Which resulted in Mom buying our nephew, N1, his first car. He’d been promised Dad’s car and when he found out that DNOS had sold the car, whining on a toddler level ensued from both the boy and his mother, my youngest sister, Baby.

N1 promptly wrecked the first and second car he received due to his Grandmother’s guilty conscience, so she bought him a BMW, used, causing Rob to remark,

“What do I have to fix around your Mom’s house the next time we visit to get her to buy me a BMW?”

The beemer came to an untimely end within weeks. The State of Iowa decided it had enough around the same time Mom did. The state pulled N1′s license and Grandma closed her car loan office.

At this point in the story its cars 4, immediate family benefiting from free cars just two. CB, Baby and I were still free car free.

After N1′s infamous visit to CB last fall (his reward for losing his driver’s license, dropping out of high school and wrecking 3 cars was a holiday in Cali), CB was forced to decamp back to the mountains for some life rebuilding. Of course, he needed wheels and naturally, Mom mailed a check.

Cars 3. Siblings 2 out of 4. One grandchild/three wrecked vehicles.

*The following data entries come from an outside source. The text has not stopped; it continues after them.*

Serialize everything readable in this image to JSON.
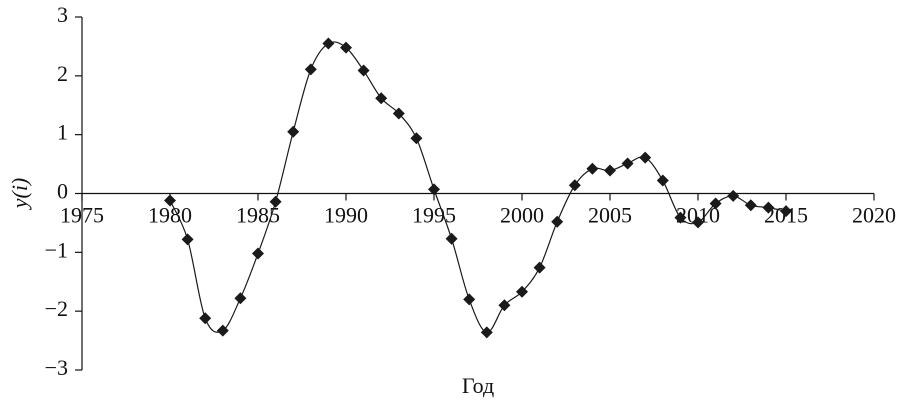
{
  "chart_data": {
    "type": "line",
    "xlabel": "Год",
    "ylabel": "y(i)",
    "x": [
      1980,
      1981,
      1982,
      1983,
      1984,
      1985,
      1986,
      1987,
      1988,
      1989,
      1990,
      1991,
      1992,
      1993,
      1994,
      1995,
      1996,
      1997,
      1998,
      1999,
      2000,
      2001,
      2002,
      2003,
      2004,
      2005,
      2006,
      2007,
      2008,
      2009,
      2010,
      2011,
      2012,
      2013,
      2014,
      2015
    ],
    "series": [
      {
        "color": "#1a1a1a",
        "values": [
          -0.12,
          -0.78,
          -2.12,
          -2.33,
          -1.78,
          -1.02,
          -0.14,
          1.05,
          2.11,
          2.55,
          2.48,
          2.09,
          1.62,
          1.36,
          0.94,
          0.07,
          -0.77,
          -1.8,
          -2.36,
          -1.9,
          -1.67,
          -1.26,
          -0.48,
          0.14,
          0.42,
          0.39,
          0.51,
          0.61,
          0.22,
          -0.41,
          -0.49,
          -0.17,
          -0.04,
          -0.2,
          -0.24,
          -0.3
        ]
      }
    ],
    "xlim": [
      1975,
      2020
    ],
    "xticks": [
      1975,
      1980,
      1985,
      1990,
      1995,
      2000,
      2005,
      2010,
      2015,
      2020
    ],
    "ylim": [
      -3,
      3
    ],
    "yticks": [
      {
        "value": -3,
        "label": "−3"
      },
      {
        "value": -2,
        "label": "−2"
      },
      {
        "value": -1,
        "label": "−1"
      },
      0,
      1,
      2,
      3
    ]
  }
}
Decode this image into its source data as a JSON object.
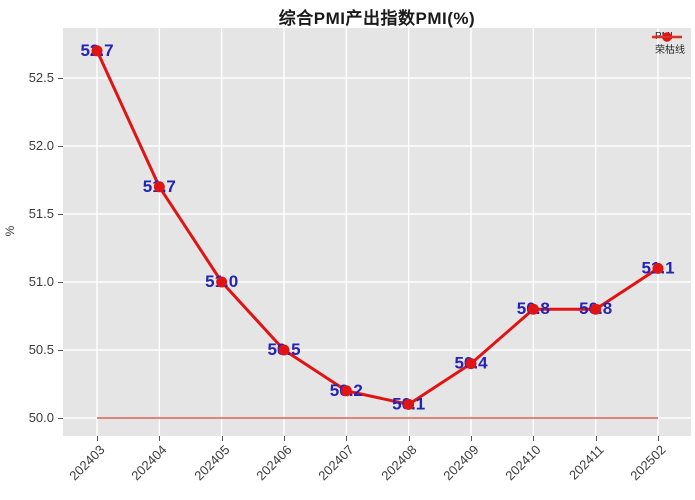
{
  "colors": {
    "series_red": "#e01414",
    "baseline_red": "#cf4335",
    "label_blue": "#2323b4",
    "plot_bg": "#e5e5e5",
    "grid_white": "#ffffff",
    "tick_text": "#3c3c3c",
    "title_text": "#1a1a1a"
  },
  "chart_data": {
    "type": "line",
    "title": "综合PMI产出指数PMI(%)",
    "ylabel": "%",
    "xlabel": "",
    "categories": [
      "202403",
      "202404",
      "202405",
      "202406",
      "202407",
      "202408",
      "202409",
      "202410",
      "202411",
      "202502"
    ],
    "series": [
      {
        "name": "PMI",
        "values": [
          52.7,
          51.7,
          51.0,
          50.5,
          50.2,
          50.1,
          50.4,
          50.8,
          50.8,
          51.1
        ],
        "color": "#e01414",
        "marker": "circle",
        "point_labels": [
          "52.7",
          "51.7",
          "51.0",
          "50.5",
          "50.2",
          "50.1",
          "50.4",
          "50.8",
          "50.8",
          "51.1"
        ]
      }
    ],
    "baseline": {
      "name": "荣枯线",
      "value": 50.0
    },
    "yticks": [
      50.0,
      50.5,
      51.0,
      51.5,
      52.0,
      52.5
    ],
    "ylim": [
      49.87,
      52.87
    ],
    "grid": true,
    "legend_position": "upper right",
    "plot_background": "#e5e5e5"
  }
}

Not long ago, Mom and I were chatting and she admits to me that despite vowing to close the Bank of Mom/Grandma, she lent money to Baby and N1 for … cars.

“Seriously?” I said.

“Well, Baby’s car engine blew up and without a car she’d have to move back in with me. That’s not happening.”

“But what about N1? He lives with his Dad. What’s in this for you?

“The temp job at the plastic plant worked out. It’s shift work. Without a car, he won’t be able to hang onto theĀ  job,” she said. “It’s the first job he’s had.”

“I guess spending the winter moping in your Dad’s attic is an inspirational vision quest sort of thing,” I replied.

“And he has a girlfriend.”

Who lives in his Dad’s attic with him. Or so I am told. Only way to salvage some manhood in such a situation is full-time employment and a car.

Although Mom insists her latest bit of largesse is no gift because she required both Baby and N1 to sign contracts stipulating repayment, I have my doubts. Baby still regularly grocery shops in Mom’s pantry and has no end of cagey excuses to try to con cigarette money from Mom’s purse. She wouldn’t have to do either if Lawnmower Man wasn’t drinking up her paycheck now that he is “too disabled” to work. And it won’t be long before N1 has some emergency that will cause him to skip a payment.

“You’re going to be a Great-Grandma before you know it,” I told her.

“Oh, I better not be. I had a talk with him about that.”

I didn’t ask for details. It’s giggle-worthy enough to picture my 80-year-old mother giving the birth control what-for to my 18-year-old nephew without them.

Now however, it’s everyone has gotten a car but me. When I pointed this out to Mom, she stammered a bit because it honestly hadn’t occurred to her, and it wouldn’t. This is just one thing on a long list of perks afforded my younger sibs that being the oldest makes me ineligible for. Being the prodigal’s older sib is perk free. It is known.

It’s not as if she’s never helped me out; she has. I am not forgetful or ungrateful, but it’s disconcerting to hear her fear for her financial future, knowing that the only reason she won’t retire is out of fear of going broke and knowing that she’s spent thousands and thousands on cars.

And I didn’t get one.

“She couldn’t afford to keep you in the wheels you are accustomed to,” Rob said.

“Well, that’s your fault,” I countered.

“Indeed, I spoil you.”

He does at that, which is interesting because I wasn’t raised to be such a woman. I don’t have expectations of jewels, luxury holidays where I don’t prepare a single meal or even the latest techie toys (which judging from my clusterfuck experience with my smart phone’s voice navigator today is just as well). My Dad would be quite pleased with how modestly I live. His eyes would wiggle like one of Santa’s elves if he knew about the cars though, but when they met up again somewhere in the future, he won’t say a word to her about it. He spoiled her too.